Indeed, why should the Engineering (Electronics) specialization even exist? The answer, especially after going back to CT and seeing how Marc originally handled this, was that those specializations should never have been added at all. Mongoose goofed creating them, then goofed even further in misapplying the Engineering (Electronics) skill to careers and skill tables and rules where it shouldn't have been used at all (i.e. Supplement 8 - Cybernetics where either Mechanics or Engineering (Electronics) is used to design and create cybernetics but there is no mention of using Life Sciences (Cybernetics)). Or funnier still, Book 6 - Scoundrel, p4 the Intruder (Hacker) career specialization skill table also gives the computer hacker the Engineering (Electronics) skill... and then a player asked me one day...

Player - "Umm... so my hacker has Engineering (Electronics) 3. Does that mean he can use Engineering (M-Drive) or (J-Drive) at skill 0?"
::me with that rut roh look on my face as I look at the rules again:: "Ummm... apparently"
Player - "Why does a computer hacker know anything about a ships jump drive?"
Me - "Ummm... er.... you hacked into a ships computer once an studied up on it...."
Everyone - "RIIIIIIIIIIIIGT"

Thus my decision to go back and remove the Engineering specializations, creating instead just the Technician specialization which deals with the hands on applied repairs and maintenance just as the original CT Engineering skill did... and made Naval Architect a second specialization... since I reasoned knowledge in one area would likely give you skill 0 knowledge in the other area. In other words, I used the specialization rules to create a skill group. Then re-organized the Physical Science skills to create another logical skill group. Doing so solves all the problems nicely, removes the redundancy and its not hard to adjust existing characters this way. In fact, I'm finding it gives them a slight edge because now those engineers, by using the Phys Sci group, have some new skills at Skill 0 that they didn't have access too before... and it makes them in play seem a bit more like the Engineers we would expect them to be... someone who knows a bit about physics, chemistry, electronics, and so forth... enough they can tinker in all these areas without having to spend 20+ skill points to do it. That makes sense to me... after all... just 3 skill points in Medic makes someone a Surgeon. That's Traveller.
 
Bardicheart said:
I'd would hazard a guess most of us have played using that specialization as a general electronics skill for all things electronics ...
This is what I use the Electronics skill for, a counterpart of the Mechanic
skill.

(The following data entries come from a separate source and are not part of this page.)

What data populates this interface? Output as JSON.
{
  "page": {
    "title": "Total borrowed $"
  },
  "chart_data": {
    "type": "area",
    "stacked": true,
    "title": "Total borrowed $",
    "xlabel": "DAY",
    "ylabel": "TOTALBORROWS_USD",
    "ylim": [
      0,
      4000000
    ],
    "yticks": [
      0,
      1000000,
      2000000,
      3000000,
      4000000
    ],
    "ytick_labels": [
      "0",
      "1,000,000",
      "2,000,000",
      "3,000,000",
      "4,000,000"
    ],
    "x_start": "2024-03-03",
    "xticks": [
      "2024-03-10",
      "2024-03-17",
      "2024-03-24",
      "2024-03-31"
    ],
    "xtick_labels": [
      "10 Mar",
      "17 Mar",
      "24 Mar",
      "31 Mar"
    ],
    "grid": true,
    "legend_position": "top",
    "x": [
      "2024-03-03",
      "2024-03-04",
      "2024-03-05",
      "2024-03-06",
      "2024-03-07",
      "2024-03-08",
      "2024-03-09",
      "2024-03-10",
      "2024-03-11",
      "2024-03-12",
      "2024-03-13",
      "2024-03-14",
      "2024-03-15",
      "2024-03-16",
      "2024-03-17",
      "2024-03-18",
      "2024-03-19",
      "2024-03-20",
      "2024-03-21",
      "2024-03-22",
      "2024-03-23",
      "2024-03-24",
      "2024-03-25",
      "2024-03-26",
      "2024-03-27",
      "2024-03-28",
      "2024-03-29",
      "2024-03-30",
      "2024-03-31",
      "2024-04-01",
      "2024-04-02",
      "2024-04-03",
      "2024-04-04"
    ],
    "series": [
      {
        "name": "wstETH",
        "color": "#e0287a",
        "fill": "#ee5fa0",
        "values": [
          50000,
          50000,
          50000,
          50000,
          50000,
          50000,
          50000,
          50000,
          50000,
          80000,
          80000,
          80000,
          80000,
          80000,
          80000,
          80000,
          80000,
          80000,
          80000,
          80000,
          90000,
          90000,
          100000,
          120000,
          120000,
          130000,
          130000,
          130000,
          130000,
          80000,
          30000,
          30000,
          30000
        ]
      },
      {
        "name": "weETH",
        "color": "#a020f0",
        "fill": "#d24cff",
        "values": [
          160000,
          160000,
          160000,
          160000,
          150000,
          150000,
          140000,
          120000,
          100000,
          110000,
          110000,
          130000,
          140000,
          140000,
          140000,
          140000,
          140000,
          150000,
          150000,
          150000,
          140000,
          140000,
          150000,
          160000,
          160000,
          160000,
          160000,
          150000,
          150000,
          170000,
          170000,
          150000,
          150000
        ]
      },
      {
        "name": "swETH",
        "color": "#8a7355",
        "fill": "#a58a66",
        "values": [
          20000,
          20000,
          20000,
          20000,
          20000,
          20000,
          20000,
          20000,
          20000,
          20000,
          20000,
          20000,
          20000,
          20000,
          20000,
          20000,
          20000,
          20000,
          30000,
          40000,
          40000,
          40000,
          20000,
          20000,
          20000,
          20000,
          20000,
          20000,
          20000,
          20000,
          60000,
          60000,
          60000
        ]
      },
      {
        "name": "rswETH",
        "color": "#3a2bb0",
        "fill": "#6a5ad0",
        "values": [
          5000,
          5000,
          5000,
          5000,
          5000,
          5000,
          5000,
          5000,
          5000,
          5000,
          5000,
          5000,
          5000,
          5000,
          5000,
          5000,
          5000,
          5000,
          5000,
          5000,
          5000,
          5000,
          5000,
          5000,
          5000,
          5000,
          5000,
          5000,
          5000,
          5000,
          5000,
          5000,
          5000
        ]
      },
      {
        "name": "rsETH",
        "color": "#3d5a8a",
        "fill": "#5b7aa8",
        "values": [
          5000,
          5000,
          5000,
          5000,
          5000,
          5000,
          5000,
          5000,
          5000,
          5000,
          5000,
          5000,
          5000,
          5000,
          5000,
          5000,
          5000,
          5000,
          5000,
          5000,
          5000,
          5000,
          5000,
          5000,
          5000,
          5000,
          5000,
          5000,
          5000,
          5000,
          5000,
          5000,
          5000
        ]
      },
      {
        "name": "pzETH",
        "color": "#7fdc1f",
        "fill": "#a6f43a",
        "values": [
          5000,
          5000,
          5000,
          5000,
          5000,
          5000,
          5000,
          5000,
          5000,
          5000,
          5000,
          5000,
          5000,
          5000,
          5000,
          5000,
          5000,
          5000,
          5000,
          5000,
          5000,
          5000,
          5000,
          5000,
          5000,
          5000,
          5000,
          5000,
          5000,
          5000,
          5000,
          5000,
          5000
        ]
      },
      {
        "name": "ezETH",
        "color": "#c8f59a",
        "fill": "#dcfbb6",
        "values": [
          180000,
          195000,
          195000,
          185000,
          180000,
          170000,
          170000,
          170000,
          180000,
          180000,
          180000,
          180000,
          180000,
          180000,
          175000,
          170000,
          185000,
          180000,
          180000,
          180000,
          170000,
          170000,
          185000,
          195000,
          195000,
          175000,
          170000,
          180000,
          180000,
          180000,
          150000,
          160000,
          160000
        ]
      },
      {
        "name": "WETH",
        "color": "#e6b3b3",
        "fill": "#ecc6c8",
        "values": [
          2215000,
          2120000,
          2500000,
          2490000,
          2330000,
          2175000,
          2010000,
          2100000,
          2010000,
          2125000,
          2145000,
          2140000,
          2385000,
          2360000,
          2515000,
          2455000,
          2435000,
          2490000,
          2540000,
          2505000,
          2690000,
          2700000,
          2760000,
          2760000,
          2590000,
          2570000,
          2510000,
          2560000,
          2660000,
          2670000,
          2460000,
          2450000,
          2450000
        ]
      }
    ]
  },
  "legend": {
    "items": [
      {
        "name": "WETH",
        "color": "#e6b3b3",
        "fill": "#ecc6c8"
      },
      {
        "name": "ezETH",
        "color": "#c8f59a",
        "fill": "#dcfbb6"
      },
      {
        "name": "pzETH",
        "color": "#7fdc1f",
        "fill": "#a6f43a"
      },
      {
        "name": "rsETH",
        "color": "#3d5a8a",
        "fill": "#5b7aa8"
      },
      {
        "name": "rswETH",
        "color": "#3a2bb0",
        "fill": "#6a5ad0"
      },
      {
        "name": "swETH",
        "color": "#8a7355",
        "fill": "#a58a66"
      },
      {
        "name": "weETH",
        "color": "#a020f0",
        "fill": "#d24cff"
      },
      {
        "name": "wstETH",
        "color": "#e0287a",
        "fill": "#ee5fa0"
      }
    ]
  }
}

Someone with the Electronics skill can operate and repair most of
the devices which have electronics at their core, but he normally cannot
design new advanced electronic systems.

In settings where I have to introduce several new specific skills and want
to avoid "skill creep" I use a Repair skill which covers both Mechanic and
Electronics.
 
I usually don't differentiate the Sciences too much. There is so much theoretical overlap.

I use:

Science (Life, Physical, Space, Social)

Levels in one specialty give Level 0 in others. I even considered combining Physical and Space, but decided to leave them separate more as a matter of scale. A specialist in Quantum Mechanics would be Science (Physical) and an expert in Dark Matter would be Science (Space). BUT, there is a lot of overlap between all the specialties and if a character can come up with a logical way to use their specialty, I would give it to them.

The problem that I have is how do you skill up a character that is a Math Genius? Math is not listed as a Science skill but is used in all four specialties above.

After all most Travellers are going to be generalists rather than specialists, so going into much more detail just spreads out those few skill points that a character has.